Bir okul yöneticisi de öğretmenlere, kendileri ile ilgili kararlara ve okul örgütünün amaçlarına ulaştırılması ile ilgili kararlara katılma olanağı sağlamamışsa, okulda otoriter bir havanın oluşmasına yol açmış ve dolayısı ile öğrencide geliştirilmek istenen demokratik davranışın yerleşmesine olumsuz etki yapmış olacaktır (Celep,1993,s.12). Okul yöneticisi ilk olarak, okul yönetimini etkileyen üyelerin her birini, karar organı olarak görebilmeli ve kabul etmelidir. Daha sonra karar sürecinde katılımın önemini kavramalı ve bu ilkeyi uygulamalıdır (Bursalıoğlu,1994, s.83).

Otokratik bir yönetim anlayışına sahip bir okul müdürü, astların alınan kararlara katılımını önemsemez. Öte yandan, öğretmenlerden görüş toplayıp, kararı yine kendisi veren bir yöneticinin yönettiği bir okulda katılım sınırlı düzeydedir. Oysa okul müdürü ve öğretmenlerin, problemi birlikte tanımladıkları, analiz ettikleri, çözümler ürettikleri, alternatifleri seçtikleri ve oybirliğiyle karar verdikleri bir okulda katılımcı bir yönetim vardır (Özden,1996, s.429).

Demokratik bir örgütte alınan bir karardan etkilenen çalışanların, bu kararda söz sahibi olmaları gerekir. Personelinin niteliği uygun olan eğitim örgütlerinde geniş bir katılımın sağlanması gerekmektedir. Katılma yoluyla işgörenler kendilerini etkileyen kararlarda etkin rol oynayabilmektedirler (Pehlivan,2000, s.31).

Sağlıklı bir örgütsel iklimin ve iletişim mekanizmasının bulunduğu, her statüdeki personelin çekinmeden karar sürecine katılabildiği bir okul ortamında da, öğretmenlerin görevlerine ve kurumlarına bağlılıklarının artması daha kolay olabilecektir (Nal,2003, s.45). Karar verme fonksiyonu, tüm örgütler için olduğu gibi, okul örgütü için de belirlenen hedeflere yönelik ilerlemeyi sağlayan eylemlerin lokomotifidir. Öğretmenlerin okul örgütü içindeki karar alma ya da sorun çözme

(19)

süreçlerinin içinde yer alması, karar ve çözümlerde kendi paylarının da olduğunu

görmeleri; kuruma bağlılıklarının artmasına, görev yaptıkları kurumu

özümsemelerine ve eğitsel faaliyetlerin istendik biçimde yerine getirilmesine katkı sağlayacaktır (Nal, 2003, s.52).

Yönetici davranış ve uygulamalarının, işgörenlerin örgütsel bağlılık düzeyini etkilediğinin kanıtları vardır.

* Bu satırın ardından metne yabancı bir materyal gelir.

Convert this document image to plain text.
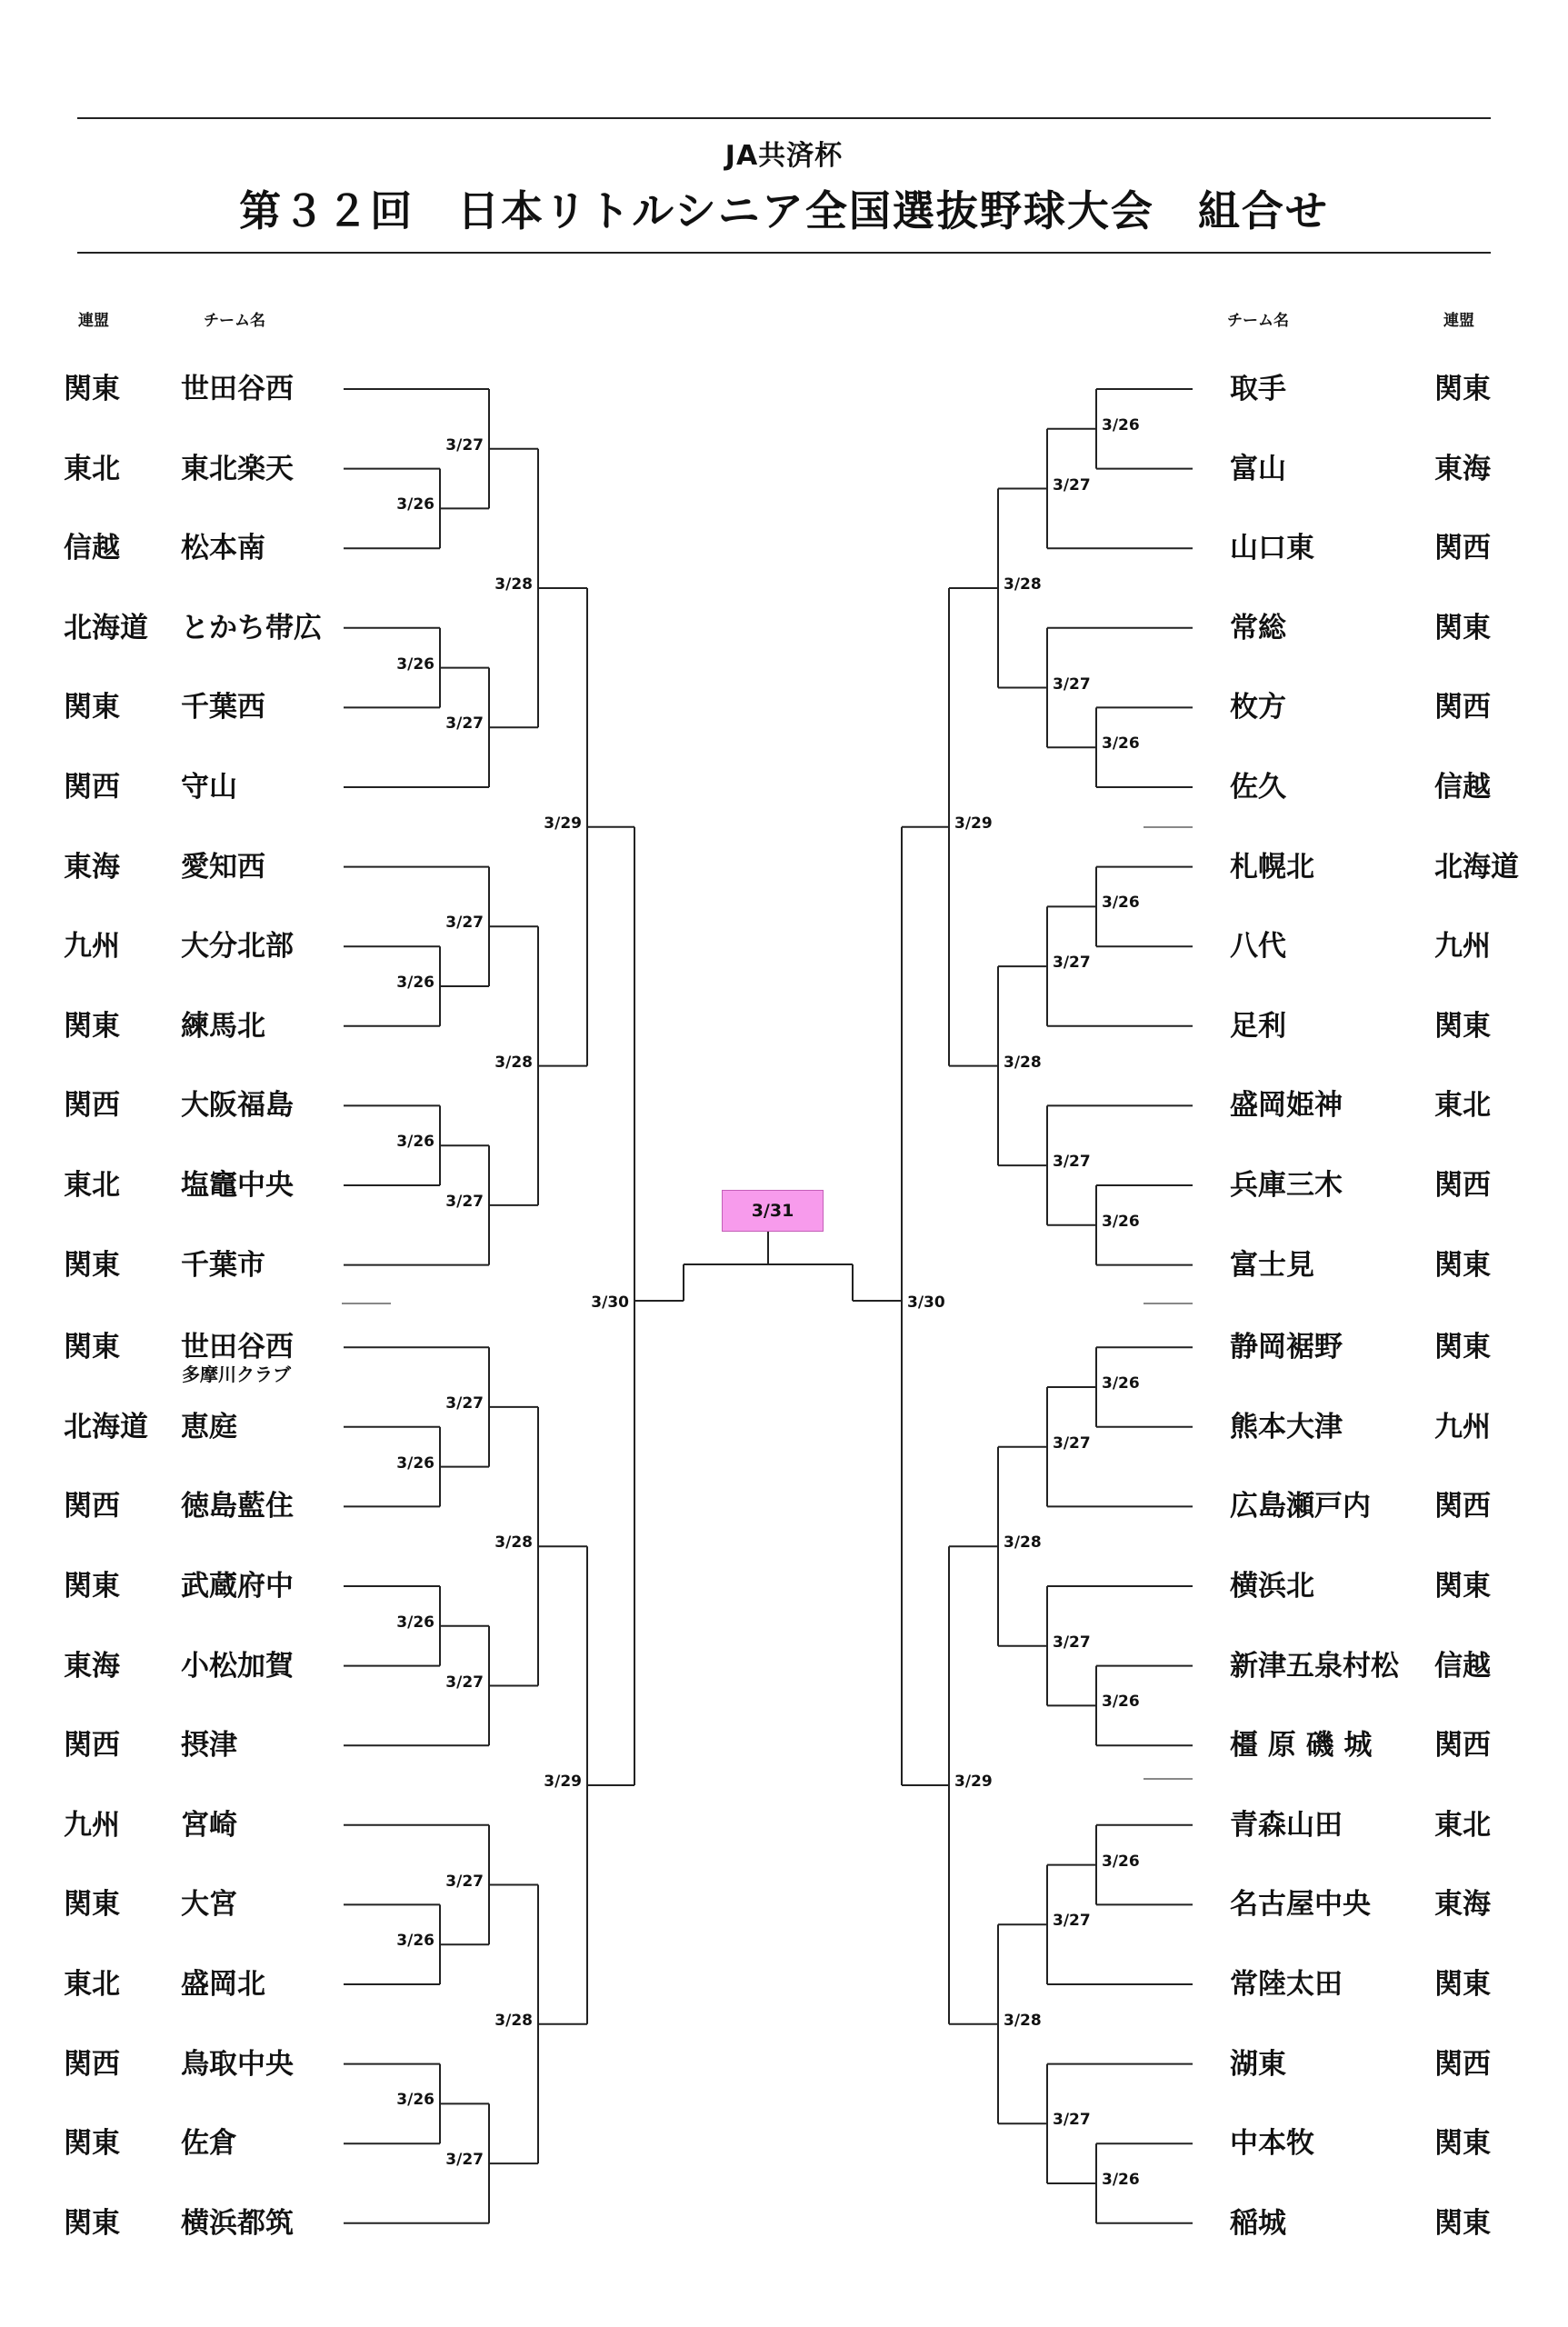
JA共済杯
第３２回　日本リトルシニア全国選抜野球大会　組合せ
連盟	チーム名	チーム名	連盟
関東 世田谷西
東北 東北楽天
信越 松本南
北海道 とかち帯広
関東 千葉西
関西 守山
東海 愛知西
九州 大分北部
関東 練馬北
関西 大阪福島
東北 塩竈中央
関東 千葉市
関東 世田谷西
多摩川クラブ
北海道 恵庭
関西 徳島藍住
関東 武蔵府中
東海 小松加賀
関西 摂津
九州 宮崎
関東 大宮
東北 盛岡北
関西 鳥取中央
関東 佐倉
関東 横浜都筑
取手	関東
富山	東海
山口東	関西
常総	関東
枚方	関西
佐久	信越
札幌北	北海道
八代	九州
足利	関東
盛岡姫神	東北
兵庫三木	関西
富士見	関東
静岡裾野	関東
熊本大津	九州
広島瀬戸内 関西
横浜北	関東
新津五泉村松 信越
橿 原 磯 城 関西
青森山田	東北
名古屋中央 東海
常陸太田	関東
湖東	関西
中本牧	関東
稲城	関東
3/26
3/27
3/26
3/27
3/26
3/27
3/26
3/27
3/26
3/27
3/26
3/27
3/26
3/27
3/26
3/27
3/28
3/28
3/28
3/28
3/29
3/29
3/30
3/26
3/27
3/26
3/27
3/26
3/27
3/26
3/27
3/26
3/27
3/26
3/27
3/26
3/27
3/26
3/27
3/28
3/28
3/28
3/28
3/29
3/29
3/30
3/31
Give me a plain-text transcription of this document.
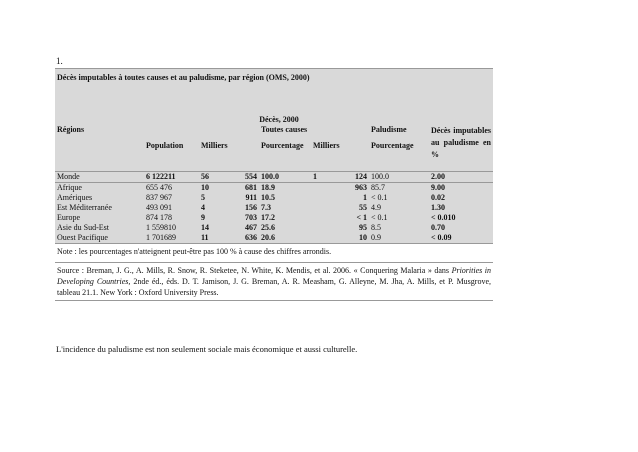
1.
Décès imputables à toutes causes et au paludisme, par région (OMS, 2000)								
			Décès, 2000					
Régions				Toutes causes			Paludisme	Décès imputables au paludisme en %
	Population	Milliers		Pourcentage	Milliers		Pourcentage	
Monde	6 122211	56	554	100.0	1	124	100.0	2.00
Afrique	655 476	10	681	18.9		963	85.7	9.00
Amériques	837 967	5	911	10.5		1	< 0.1	0.02
Est Méditerranée	493 091	4	156	7.3		55	4.9	1.30
Europe	874 178	9	703	17.2		< 1	< 0.1	< 0.010
Asie du Sud-Est	1 559810	14	467	25.6		95	8.5	0.70
Ouest Pacifique	1 701689	11	636	20.6		10	0.9	< 0.09
Note : les pourcentages n'atteignent peut-être pas 100 % à cause des chiffres arrondis.								
Source : Breman, J. G., A. Mills, R. Snow, R. Steketee, N. White, K. Mendis, et al. 2006. « Conquering Malaria » dans Priorities in Developing Countries, 2nde éd., éds. D. T. Jamison, J. G. Breman, A. R. Measham, G. Alleyne, M. Jha, A. Mills, et P. Musgrove, tableau 21.1. New York : Oxford University Press.								
L'incidence du paludisme est non seulement sociale mais économique et aussi culturelle.
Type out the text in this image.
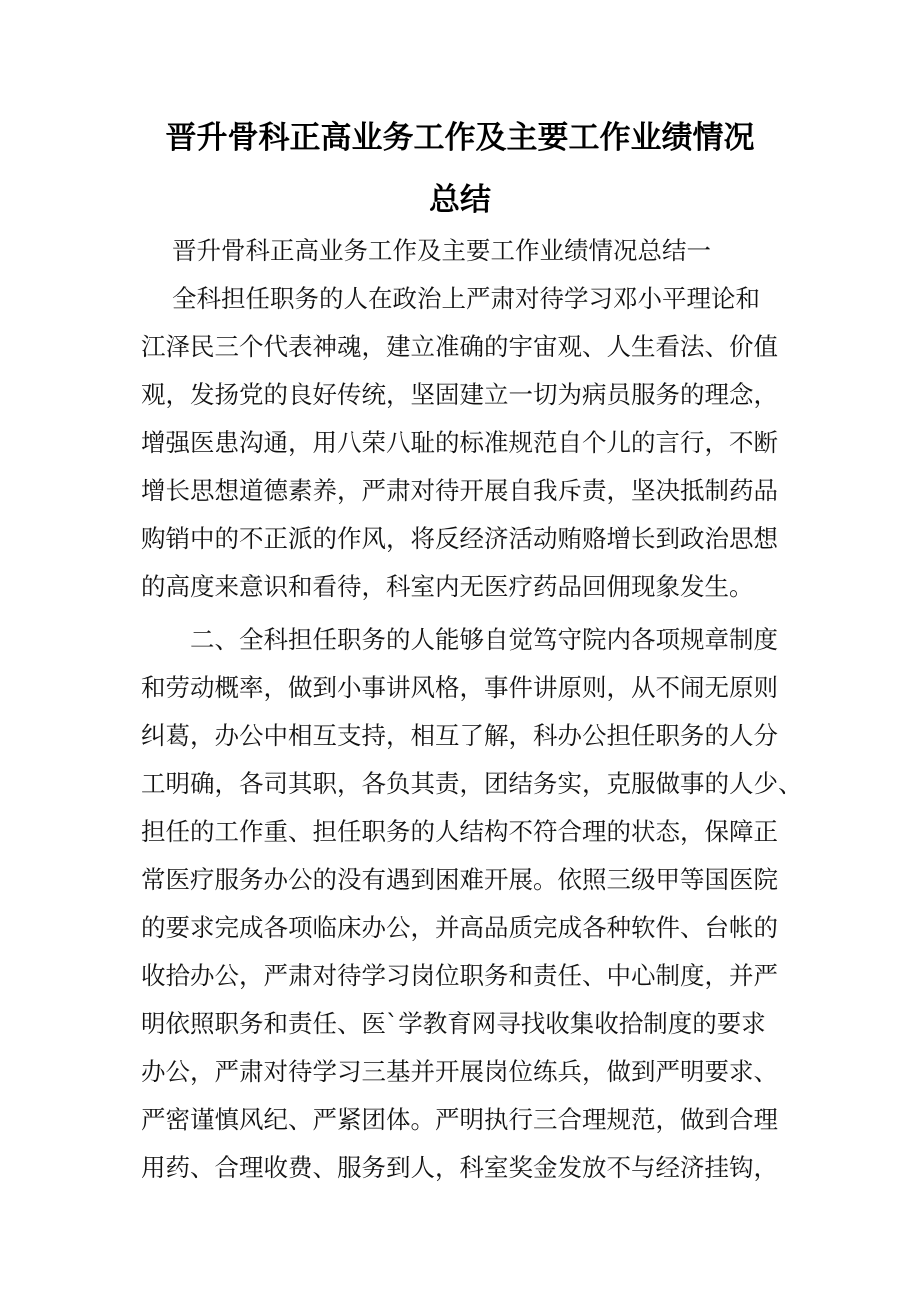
晋升骨科正高业务工作及主要工作业绩情况
总结
晋升骨科正高业务工作及主要工作业绩情况总结一
全科担任职务的人在政治上严肃对待学习邓小平理论和
江泽民三个代表神魂，建立准确的宇宙观、人生看法、价值
观，发扬党的良好传统，坚固建立一切为病员服务的理念，
增强医患沟通，用八荣八耻的标准规范自个儿的言行，不断
增长思想道德素养，严肃对待开展自我斥责，坚决抵制药品
购销中的不正派的作风，将反经济活动贿赂增长到政治思想
的高度来意识和看待，科室内无医疗药品回佣现象发生。
二、全科担任职务的人能够自觉笃守院内各项规章制度
和劳动概率，做到小事讲风格，事件讲原则，从不闹无原则
纠葛，办公中相互支持，相互了解，科办公担任职务的人分
工明确，各司其职，各负其责，团结务实，克服做事的人少、
担任的工作重、担任职务的人结构不符合理的状态，保障正
常医疗服务办公的没有遇到困难开展。依照三级甲等国医院
的要求完成各项临床办公，并高品质完成各种软件、台帐的
收拾办公，严肃对待学习岗位职务和责任、中心制度，并严
明依照职务和责任、医`学教育网寻找收集收拾制度的要求
办公，严肃对待学习三基并开展岗位练兵，做到严明要求、
严密谨慎风纪、严紧团体。严明执行三合理规范，做到合理
用药、合理收费、服务到人，科室奖金发放不与经济挂钩，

Örgüt tarafından desteklenmediğini düşünen, karar alımında sınırlı rol alan ve iş rolü ve performansı hakkında geribildirim almayan bireyler genellikle düşük bağlılık göstermektedir. Örgütte ağırlıklı olarak uygulanan liderlik stili örgütsel bağlılığı olumlu veya olumsuz yönde etki edebilir (Dick ve Metcalfe, 2001, s.115). Okuldaki en yetkili yönetici olan okul müdürlerinin de katılımcı bir yönetim anlayışını benimseyerek, öğretmenleri karar alma sürecine dâhil etmeleri, alınan kararlardan onları haberdar etmeleri, kararların sorumluluğunu ve sonuçlarını beraber paylaşmaları da okullarda daha etkili bir eğitim-öğretim ortamı sağlayabilir.

Yurtdışında, okullarda öğretmenlerin karar alma sürecine katılımı ile örgütsel bağlılığı arasındaki ilişki ile ilgili birçok araştırma yapılmış olmasına rağmen, ülkemizde katılım ve bağlılık ilişkisini doğrudan ele alan bir araştırma yapılmamıştır. Bu araştırmada öğretmenlerin örgütsel bağlılığını etkileyen faktörlerden biri olan karar alma sürecine katılım değişkeni incelenmiş; örneklem gurubuna katılım ve bağlılık ölçekleri uygulanarak, bu iki değişkenin arasında nasıl bir ilişki olduğu tespit edilmeye çalışılmıştır.

1. 2. Problem Cümlesi

Öğretmenlerin karar alma sürecine katılım düzeyleri ile örgütsel bağlılık düzeyleri arasında nasıl bir ilişki vardır?

(20)

1. 3. Alt Problemler

1. Öğretmenlerin okullarda ‘‘eğitim-öğretim’’ ve “yönetimsel kararlar”’a katılım düzeyleri nedir?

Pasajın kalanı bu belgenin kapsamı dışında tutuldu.